This is the most compelling criticism of the Meiers nomination to date. She will probably have to recuse herself from deciding any case involving national security issues on which she advised President Bush, like the question of whether the Geneva Convention should apply to illegal combatants. Hence, a justice who would otherwise be vital to preventing the ACLU and others from sabotaging the WOT will be indefinitely sidelined.
Quite a horrific thought.
Maybe all we can hope is for:
Bush-Clinton-Bush-Bush
http://www.freerepublic.com/focus/f-news/1497734/posts
Previous thread
Is this true that Harry Reid suggested her?
Unfortunately, this might be the most conservative administration that we're going to have for awhile. That's a sobering thought.
What is doubly horrifying about this is the fact it is HER job to expose and explore any such conflicts with Supreme Court Justice nominees and the White House. This doesn't bolster the idea that she has a particularly nimble legal mind or she has a problem with ethics. Either one is tragic.
I'm amazed at how the paper conservatives are reacting to a Supreme Court nominee. All of them look like they are on the verge of tears. Miers is very much like O'Conner. That breaks the heart of the paper conservatives because,like the lefties, they want some Founding Daddy wannabe to shield them from the unwashed masses. Tom Wolfe just wrote a great novel- "I am Charlotte Simmons." You could call this Supreme Court saga- "I am Harriet Miers." Dallas City Council? Eeooowwww... get her sexiled from the Supreme Court!

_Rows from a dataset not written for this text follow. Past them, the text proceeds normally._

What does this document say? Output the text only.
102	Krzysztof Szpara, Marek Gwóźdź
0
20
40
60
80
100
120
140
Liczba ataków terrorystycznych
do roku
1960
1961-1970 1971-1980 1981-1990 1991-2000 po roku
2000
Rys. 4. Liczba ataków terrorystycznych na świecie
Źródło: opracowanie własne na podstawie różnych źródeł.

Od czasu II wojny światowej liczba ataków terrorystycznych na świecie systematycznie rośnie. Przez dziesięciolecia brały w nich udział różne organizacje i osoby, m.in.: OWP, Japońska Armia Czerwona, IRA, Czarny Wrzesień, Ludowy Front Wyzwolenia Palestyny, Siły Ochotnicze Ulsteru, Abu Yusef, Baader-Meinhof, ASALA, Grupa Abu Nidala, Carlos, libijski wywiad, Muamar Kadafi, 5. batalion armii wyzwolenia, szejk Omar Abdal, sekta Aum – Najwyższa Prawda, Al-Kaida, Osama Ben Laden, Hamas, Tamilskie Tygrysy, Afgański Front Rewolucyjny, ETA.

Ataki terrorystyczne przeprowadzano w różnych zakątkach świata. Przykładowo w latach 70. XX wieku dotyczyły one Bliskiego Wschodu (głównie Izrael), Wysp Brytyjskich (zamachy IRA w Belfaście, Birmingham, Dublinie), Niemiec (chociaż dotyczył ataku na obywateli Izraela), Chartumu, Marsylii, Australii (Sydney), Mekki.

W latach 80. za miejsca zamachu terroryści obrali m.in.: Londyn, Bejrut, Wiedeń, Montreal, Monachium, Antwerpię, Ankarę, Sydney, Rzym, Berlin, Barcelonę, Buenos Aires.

I've commented negatively on the Meirs nomination mostly because of her age and also because I really wanted the fight but ... The notion that few know here is not necessarily bad. No one knows me. I didn't go to an Ivy and I'm not even a lawyer, but except for the very left of my friends few who know me would be upset if I were nominated. I really think that we need non-lawyers on the Court. The Constitution is really a much simpler document than the pointy-headed-intellectuals would have one believe. Their belief that all these issues are too complicated for the unwashed is one of the most important problems we have with the Court. If issues were really decided upon the law almost all decisions would be 9-0 or 8-1. They're not. Krauthamer and Coulter are just wrong. I can read briefs, read the law, and take the advice of clerks who are lawyers. That's enough. The rest has much more to do with whether one can put his/her personal beliefs aside.
ML/NJ
Forgive my ignorance
Can you explain this a little more? Does the constitution say she must recuse herself? Does some law say she must recuse herself?

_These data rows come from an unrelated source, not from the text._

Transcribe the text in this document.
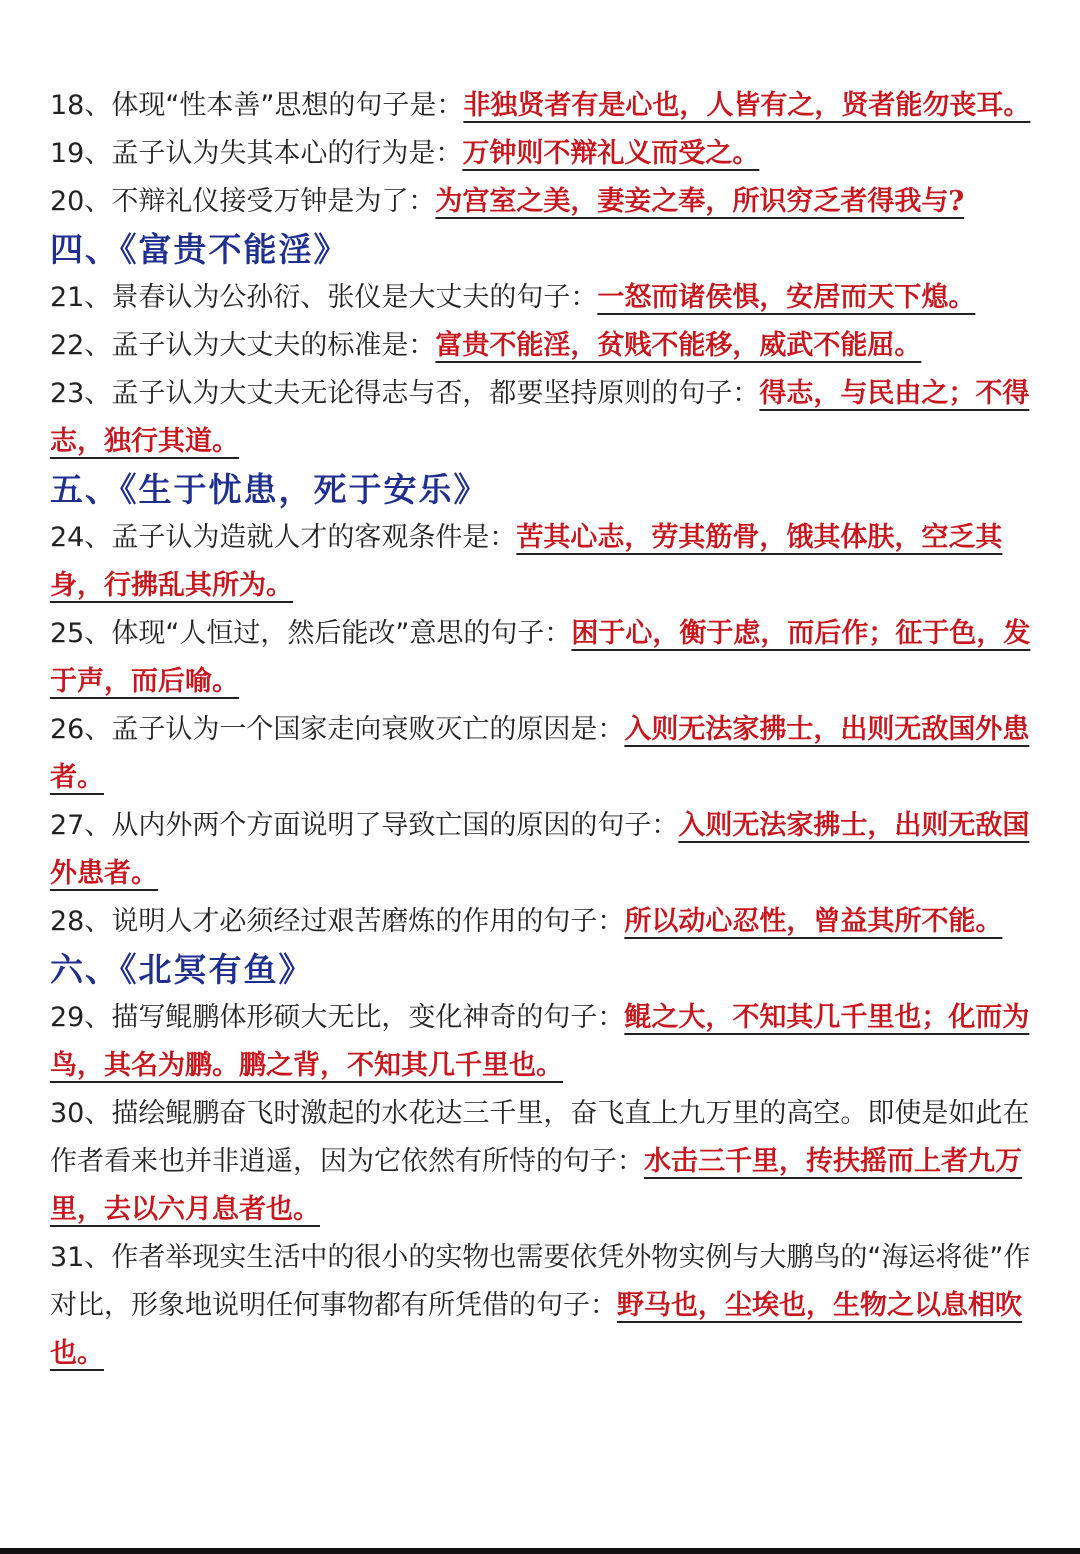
18、体现“性本善”思想的句子是：非独贤者有是心也，人皆有之，贤者能勿丧耳。

19、孟子认为失其本心的行为是：万钟则不辩礼义而受之。

20、不辩礼仪接受万钟是为了：为宫室之美，妻妾之奉，所识穷乏者得我与?

四、《富贵不能淫》

21、景春认为公孙衍、张仪是大丈夫的句子：一怒而诸侯惧，安居而天下熄。

22、孟子认为大丈夫的标准是：富贵不能淫，贫贱不能移，威武不能屈。

23、孟子认为大丈夫无论得志与否，都要坚持原则的句子：得志，与民由之；不得志，独行其道。

五、《生于忧患，死于安乐》

24、孟子认为造就人才的客观条件是：苦其心志，劳其筋骨，饿其体肤，空乏其身，行拂乱其所为。

25、体现“人恒过，然后能改”意思的句子：困于心，衡于虑，而后作；征于色，发于声，而后喻。

26、孟子认为一个国家走向衰败灭亡的原因是：入则无法家拂士，出则无敌国外患者。

27、从内外两个方面说明了导致亡国的原因的句子：入则无法家拂士，出则无敌国外患者。

28、说明人才必须经过艰苦磨炼的作用的句子：所以动心忍性，曾益其所不能。

六、《北冥有鱼》

29、描写鲲鹏体形硕大无比，变化神奇的句子：鲲之大，不知其几千里也；化而为鸟，其名为鹏。鹏之背，不知其几千里也。

30、描绘鲲鹏奋飞时激起的水花达三千里，奋飞直上九万里的高空。即使是如此在作者看来也并非逍遥，因为它依然有所恃的句子：水击三千里，抟扶摇而上者九万里，去以六月息者也。

31、作者举现实生活中的很小的实物也需要依凭外物实例与大鹏鸟的“海运将徙”作对比，形象地说明任何事物都有所凭借的句子：野马也，尘埃也，生物之以息相吹也。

Who's going to make her recuse herself?
This, say her advocates: We are now at war and therefore the great issue of our time is the Article II powers of the president to wage war. For four years, Miers has been immersed in war-and-peace decisions and therefore will have a deep familiarity with the tough constitutional issues regarding detention, prisoner treatment and war powers.
Perhaps. We have no idea what her role in these decisions was. But to the extent that there was any role, it becomes a liability. For years -- crucial years in the war on terror -- she will have to recuse herself from judging the constitutionality of these decisions because she will have been a party to having made them in the first place. The Supreme Court will be left with an absent chair on precisely the laws-of-war issues on which she is supposed to bring so much.
This is actually a fairly straightforward issue. If they are illegal combatants, they are not protected. If you are at all familiar with the Geneva Conventions, the media and the ACLU would not be able to confuse you.